Each building is a hundred megawatts.

For each hundred megawatt building,

you can fit 30,000 new ASIC miners in it.

In a Bitcoin mine, the consumption

is basically taken by the miners.

Each miner has about 3000 Watts that it's pulling.

In older miner, in older generation, The S9,

which was released in September, 2017,

was only pulling 1350.

The miners now are at 3000.

[Narrator] So at capacity,

this facility will have 750 megawatts

of electricity flowing through it.

Enough to power 150,000 Texas homes during peak demand.

That's a lot of juice.

How do they manage to keep all those miners cool?

Our ideal goal is to keep the ambient temperature

around 81 degrees.

There's a lake about a mile from here.

And so, underground, we have a eight inch line

with a thousand GPM pump

where we pump literally the water

through this mile long pipe into the facility,

and it actually goes into holding tanks

that then recirculate the water

and it pumps it back into these evaporative cooling walls

that are 12 feet tall.

Water is actually dripping down the wall

of that evaporative cooling cell,

and then as the air comes through it,

it actually cools from 16 to 20 degrees difference

between the front of the wall and the inside of the wall.

The miners have fans, they have intake fans

and there's thousands of those fans running.

And they actually suck all the ambient air

through the miner,

and then there's an exhaust fan,

it actually pushes the air

through the chips and into the heat aisle,

as it goes through the miner,

it then heats up because the chips,

that's a processing, so it gets really hot.

And then we capture the heat on the inside of the heat wall.

And then it is evacuated out of the building

through a quote-unquote chimney like environment.

[Narrator] Inside the heat aisle,

it literally feels like an oven.

One Whinstone employee estimates that it can get

as hot as 140 degrees Fahrenheit in here.

So the S9 has a hash rate of 13.5 terahash,

the new S19s are 110 terahash.

[Narrator] hash rate measures

how many computations a miner can do,

usually in a second.

So how much money can each miner

potentially make each day?

Currently, A S19 with 110 terahash,

the profitability every day for one machine is 30 USD.

[Narrator] Okay, so 30 bucks, times 30,000 miners,

times two big buildings,

nearly $2 million a day for a facility this size.

[Chad] We have a full staff of 120 employees.

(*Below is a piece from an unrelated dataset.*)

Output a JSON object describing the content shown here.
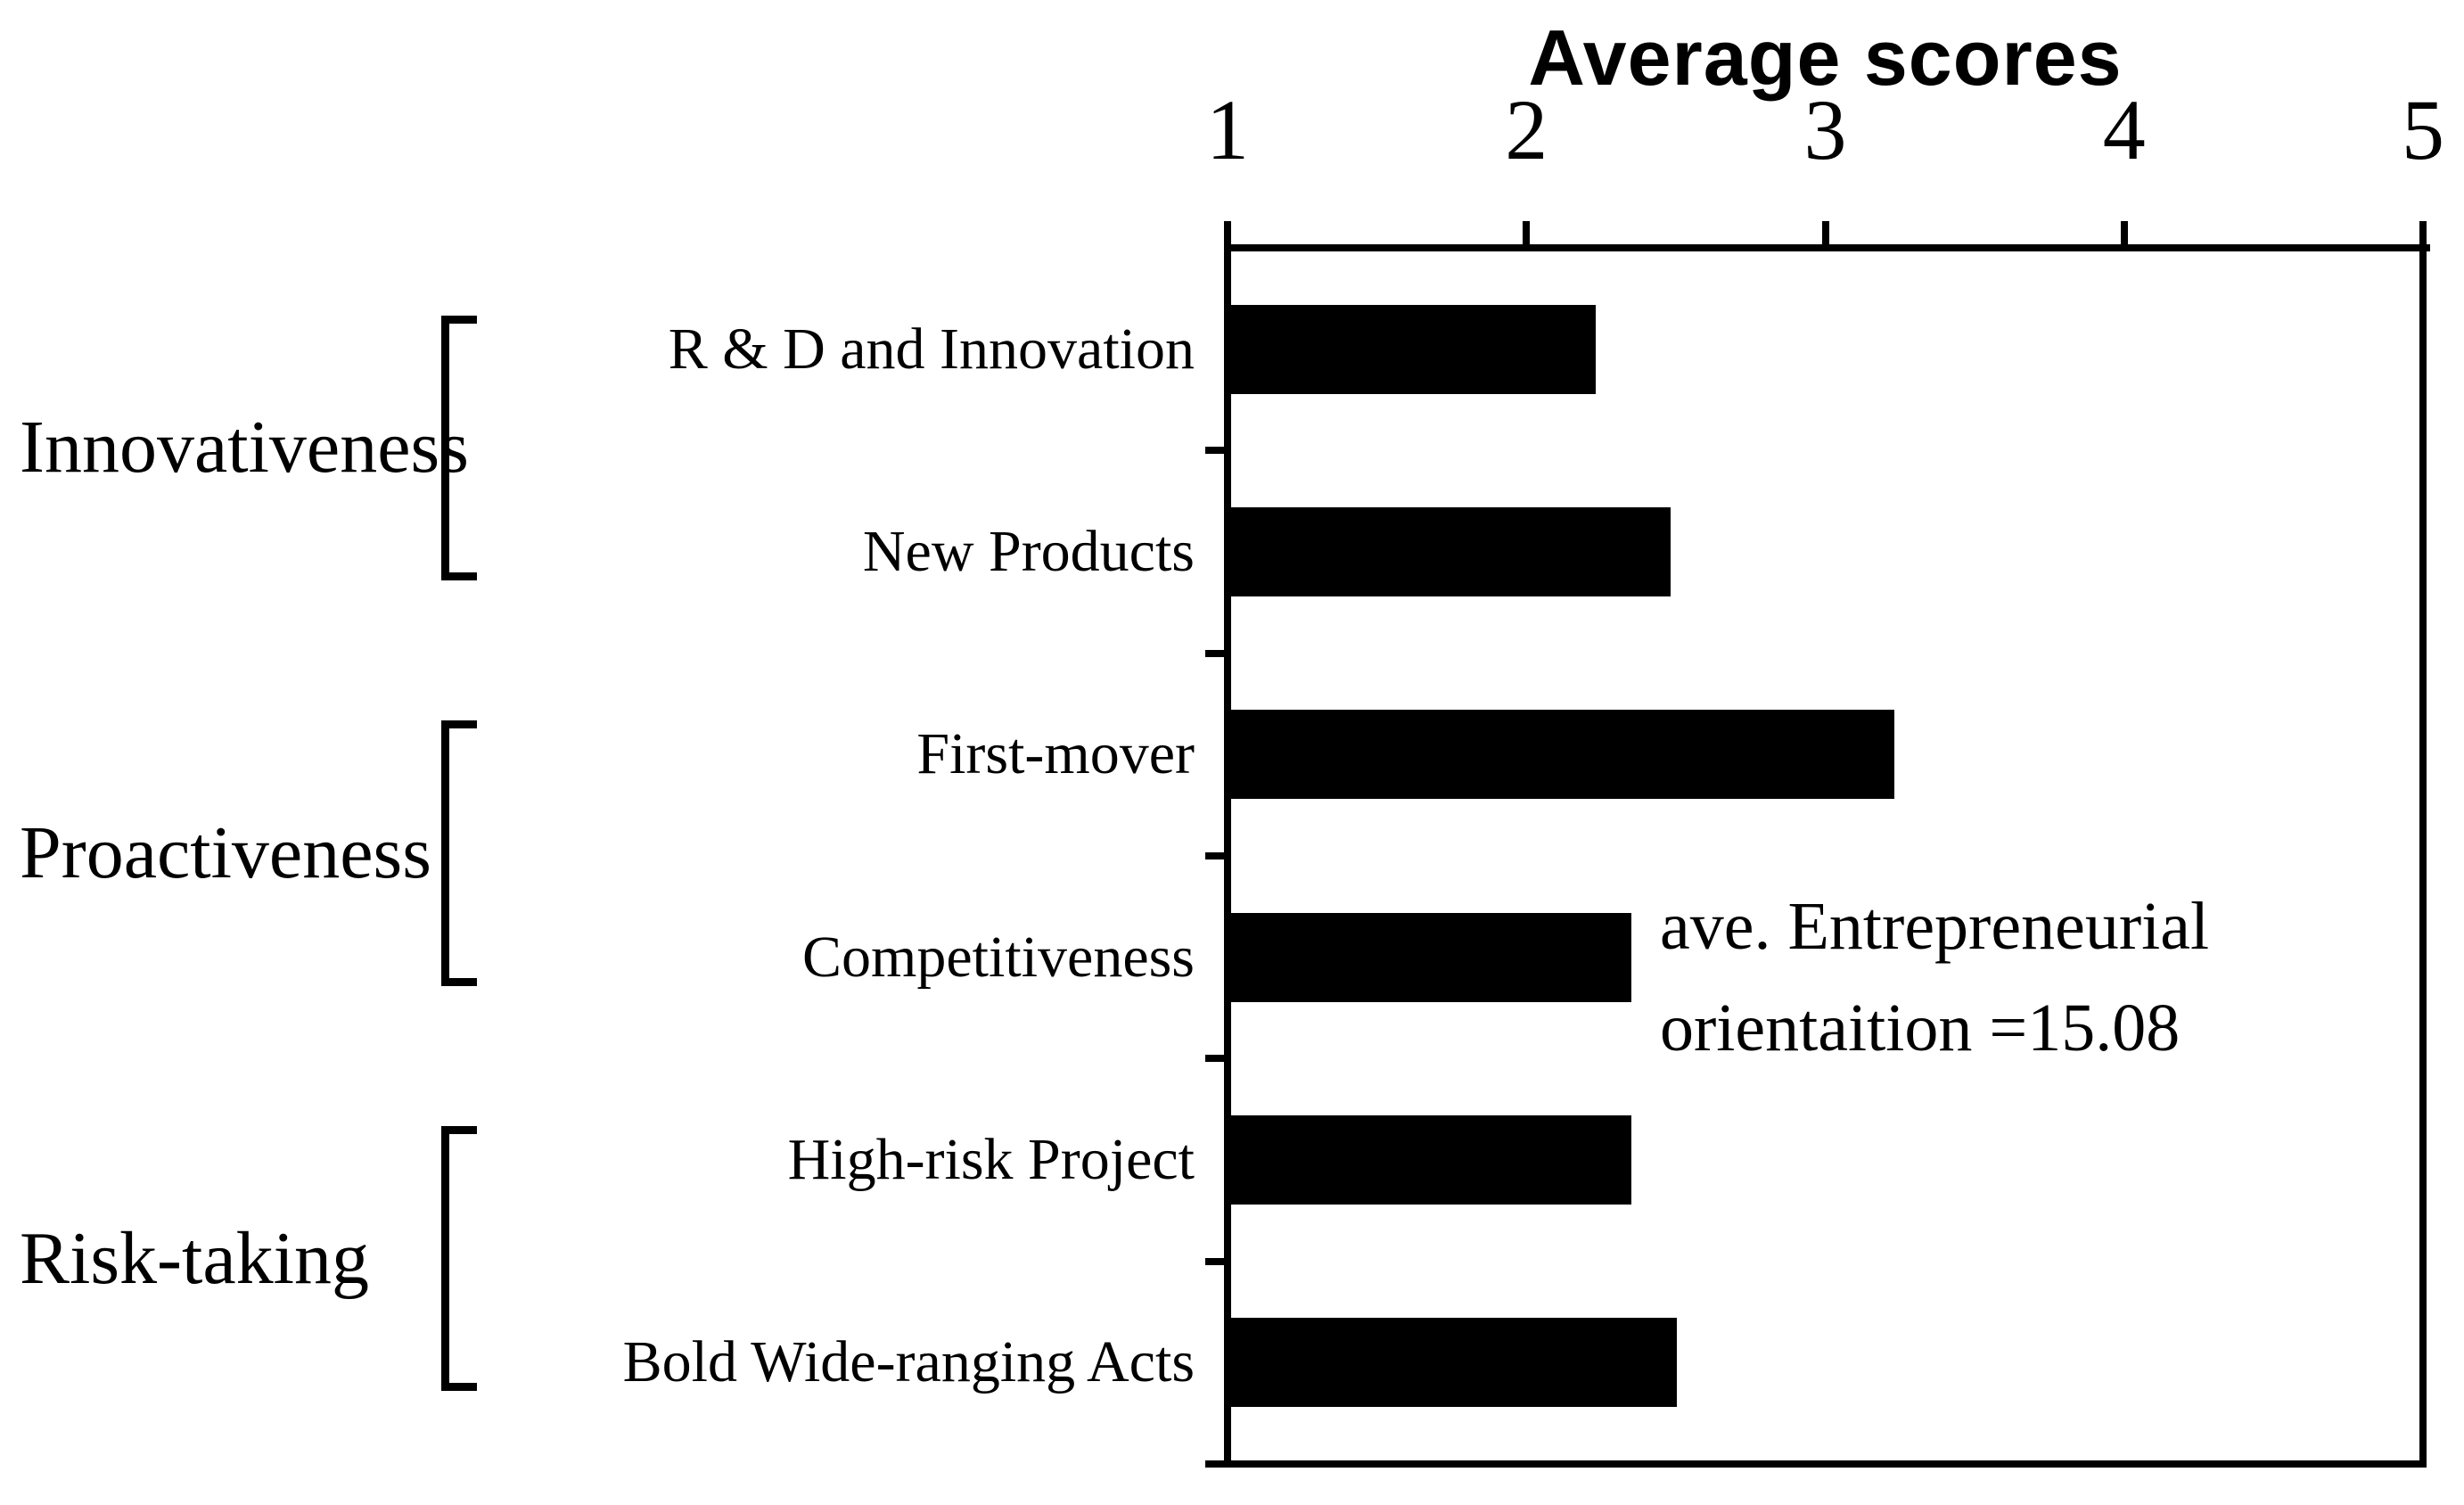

We work 24 hours a day, three shifts.

[Narrator] There are definitely

some increase efficiencies on the horizon,

such as faster processing chips for the miners,

cooling them in immersion technology,

but at approximately 73 terawatt hours annually,

Bitcoin's energy consumption

is more than the energy it takes to run

every single television set in America.

I think ultimately the energy consumption question

is a bit of a, what is it relative to?

When we looked at our financial system as a whole,

or even just Wall Street, to power Wall Street,

which runs almost entirely off of computation today anyway,

and high-frequency trading algorithms,

when you look at mining just to earn Bitcoin, well,

that's not necessarily so awesome.

[Narrator] According to the Digeconomists',

Bitcoin energy consumption index,

one Bitcoin transaction takes

more than 1500 kilowatt hours to complete.

That's more than 50 days of power

for the average US household.

Bitcoin is what I like to think of as a calculator.

So it's this sort of old school,

very clunky system that gets the job done.

And you look at what's happened with newer blockchains,

like Ethereum 2, and DeFinity,

is that they've actually implemented

a totally different system

for essentially doing the same thing,

and Ethereum is upgrading to more energy efficient

way of securing the network.

And the future will be about a lot of these different

internet computers battling it out for adoption.

So you'll see DeFinity Near, Flow, Polka Dot,

all kinds of networks,

really serving as the optimized internet computers,

ultimately value will come from the amount of applications

and tools and things that you can build and do

on top of this computing architecture.

You know, I think all technology

creates energy consumption in certain patterns.

And ultimately what we have to do

is make sure that what we're building

is something that's worthwhile

and that we actually want in our society.